A word about the bans. I have only the details the hospitals have released, but I suspect the bans came on the heels of bad outcomes. We know they will happen, and when they do, we must always reevaluate. Even when the providers are beloved. We must review, with fresh eyes. We must revise, if needed, policies and procedures that contributed to the outcome. Sometimes, we learn nothing. Bad outcomes will always happen despite our best efforts. But sometimes, there is a clear issue and hospitals may need to institute policy changes. However, I am not sure that a hospital ban on a procedure endorsed by ACOG is entirely appropriate, especially given that it is the natural course of pregnancy. Women have the right to refuse any treatment, including a recommended cesarean, and thus, vaginal breech delivery cannot effectively be banned.

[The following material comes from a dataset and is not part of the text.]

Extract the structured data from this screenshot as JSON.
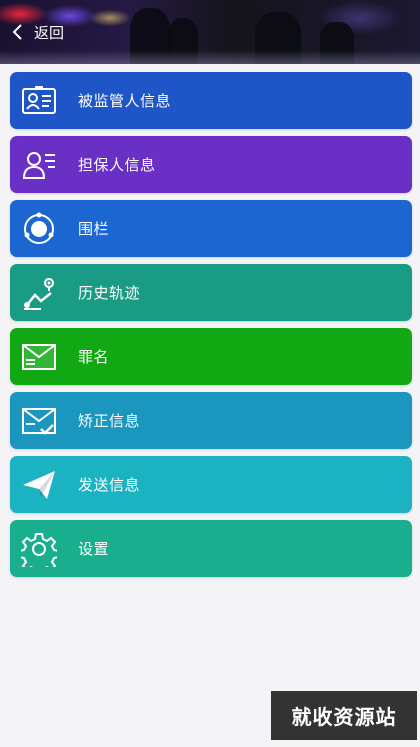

As physicians, our own experiences, for better or worse, guide our care. I’ve delivered very few singleton breech babies vaginally. I rarely have mommas ask about vaginal breech birth, and I am always honest with them. There is a small but significant increase in morbidity and mortality in vaginal breech birth. My experience is limited and that deficit increases the risk more. I can handle a cesarean. I have experience with those complications- hemorrhage, infection, placenta accreta, and yes, uterine rupture. I have experience with those, enough to know what a baby floating in a belly outside the uterus feels like. I have no experience with head entrapment. Sure, I have read and practiced on plastic models. I have gone over the steps for cervical incisions and Piper forcep application in my head. It’s not the same. I want to give you my best and my best is a cesarean for your breech baby. But, in the words of the SOGC, you have the right to choose a trial of labor. While I will try to find someone with more experience to also attend your delivery, I will not abandon you. You deserve the best possible in-hospital care.



Georgia Ragonetti-Zebell, MD is an OB/GYN practicing in Upstate South Carolina, and is mommy to four (yes, FOUR) boys. She is a graduate of the Women’s Health Pathway at Drexel University College of Medicine in Philadelphia, Pennsylvania and completed her residency in Obstetrics and Gynecology with the Greenville Health System in Greenville, South Carolina. She has a special interest in natural childbirth, breastfeeding, and alternative methods in labor and delivery. She enjoys yoga, crochet, and reading, but spends most of her free time cleaning up poop while trying not to step on Legos.